Are there other ways to do better research that also gives patients more protection in the process?

There’s also the traditional medical research establishment that gets patients’ consent and uses the same technology in that consented way. And they get IRB approval. [Note: Institutional Review Boards, or IRBs, do ethics reviews of research that includes human subjects.]

That’s done by the government and nonprofits and also pharma. There’s great stuff out there. So I guess the question is: why do we need this whole other thing? If pharma is de-identifying and sharing data where the patients consented for research and it’s overseen by an IRB, if all of that is working, why do we need this other, risky thing? The IRB also looks at the validity of the research. Nobody’s looking at the validity of the research of this off-the-grid stuff that’s going on.

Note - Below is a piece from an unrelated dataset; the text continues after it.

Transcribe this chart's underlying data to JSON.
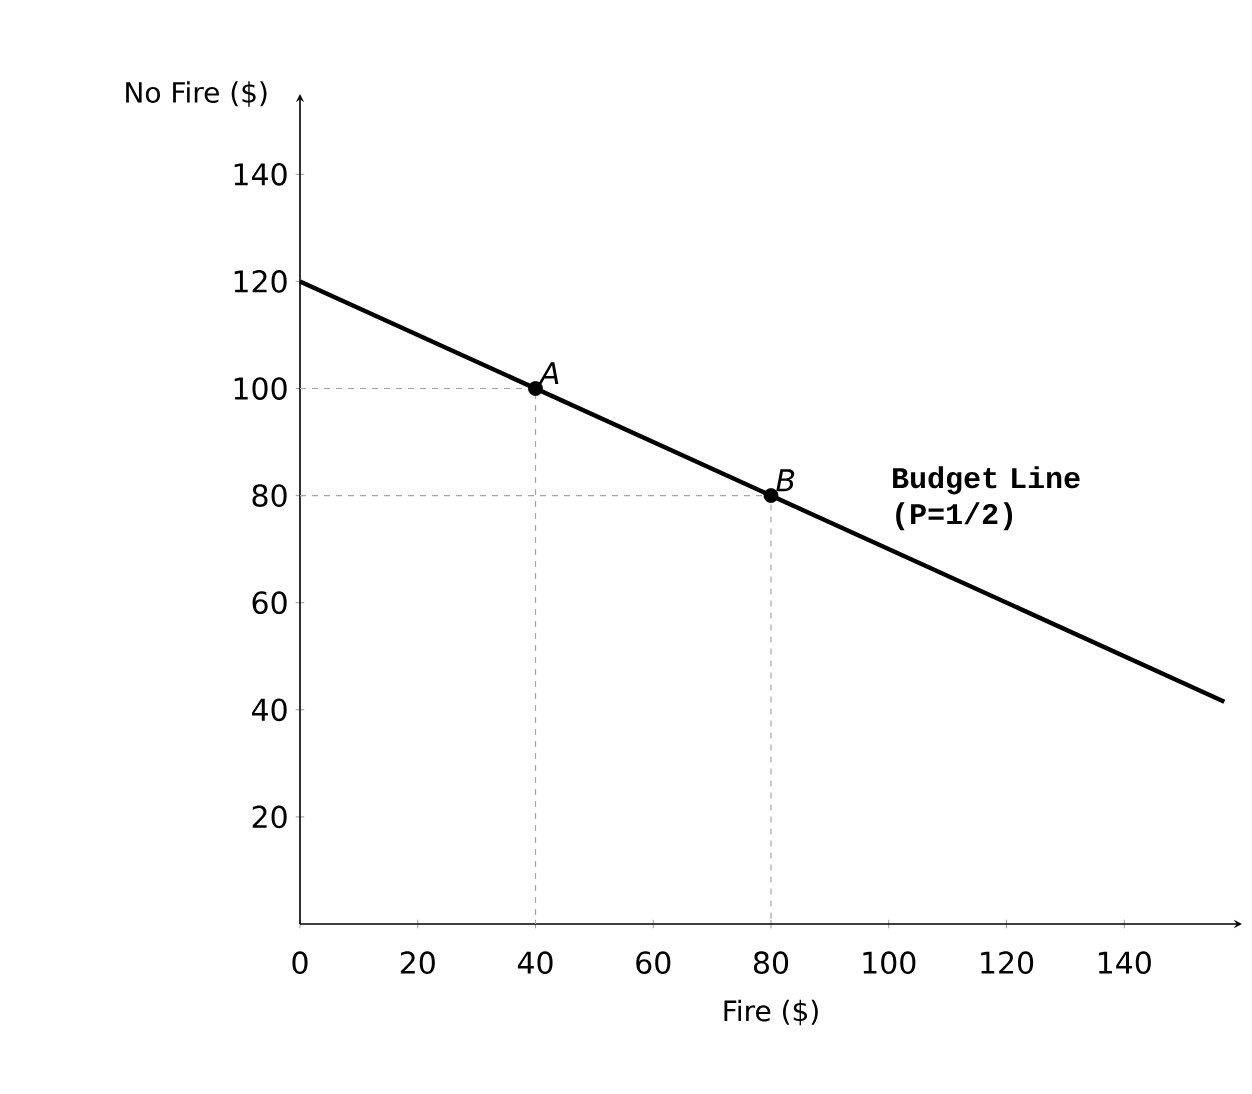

Do you think health institutions or regulatory agencies will adjust anything to block some of these data leaks or prevent some of the risks to patients?

Something like this is like any other kind of medical harm. An adverse event could be a destroyed credit score. I think there are parts of healthcare that take this very seriously, but I don’t think it’s second nature yet.

That’s partly because the game is always being upped. I think it’s very difficult to stay on the curve, especially in medicine. On one side, you have these speed-of-light tech and cybercrime processes going on, and the other is smart people trying to take care of patients better. And they’re just mismatched.

But I think the industry could help itself a little bit, and be more open, and say that they’ll do more with consent. Or [regulators] could make re-identification of data illegal. Something that actually protects the people who are going to suffer from this. I actually don’t believe there’s anything wrong with the technologies. It’s really more a matter of saying, “If we’re going to do this type of research, how do we ensure we’re protecting the people that might be harmed by it?”